Uma das características da expressão gênica é que, por meio de um processo conhecido como splicing alternativo, uma célula pode selecionar diferentes combinações de éxons para produzir diferentes transcritos de RNA. Como os produtores de cinema que criam um corte regular e do diretor de um filme, incluir ou excluir um único exon pode resultar na produção de proteínas com funções diferentes.
Organismos vivos usam splicing alternativo para permitir funções complexas. Diferentes tipos de células em diferentes tipos de tecidos produzem diferentes transcritos de RNA do mesmo gene. Compreender como esse processo funciona fornece novas pistas sobre o desenvolvimento humano, saúde e doença e abre caminho para novos alvos diagnósticos e terapêuticos.

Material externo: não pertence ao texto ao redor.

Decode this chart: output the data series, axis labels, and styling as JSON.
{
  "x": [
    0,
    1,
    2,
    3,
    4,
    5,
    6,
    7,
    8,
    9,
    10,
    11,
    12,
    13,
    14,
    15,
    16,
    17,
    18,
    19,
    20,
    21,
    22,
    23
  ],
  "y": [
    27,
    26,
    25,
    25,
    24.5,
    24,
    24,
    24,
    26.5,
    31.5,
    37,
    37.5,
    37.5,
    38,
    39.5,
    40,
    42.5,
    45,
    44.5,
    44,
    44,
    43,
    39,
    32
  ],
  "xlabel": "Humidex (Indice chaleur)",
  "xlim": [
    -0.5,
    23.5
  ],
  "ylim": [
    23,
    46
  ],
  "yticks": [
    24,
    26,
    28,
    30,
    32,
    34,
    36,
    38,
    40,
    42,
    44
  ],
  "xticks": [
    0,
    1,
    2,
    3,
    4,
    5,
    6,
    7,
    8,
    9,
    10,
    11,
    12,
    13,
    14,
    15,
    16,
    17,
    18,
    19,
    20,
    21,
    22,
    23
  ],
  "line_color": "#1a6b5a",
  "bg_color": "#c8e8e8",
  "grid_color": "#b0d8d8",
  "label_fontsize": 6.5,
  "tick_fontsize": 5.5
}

Nos últimos anos, os pesquisadores descobriram microexons, um tipo de sequência de DNA que codifica proteínas. Com apenas três a 27 nucleotídeos de comprimento, os microexons são muito mais curtos do que o éxon médio, cujo tamanho médio é de cerca de 150 nucleotídeos. A existência de microexons em muitas espécies diferentes, desde moscas a mamíferos, sugere que eles têm uma função importante porque foram conservados pela seleção natural por centenas de milhões de anos.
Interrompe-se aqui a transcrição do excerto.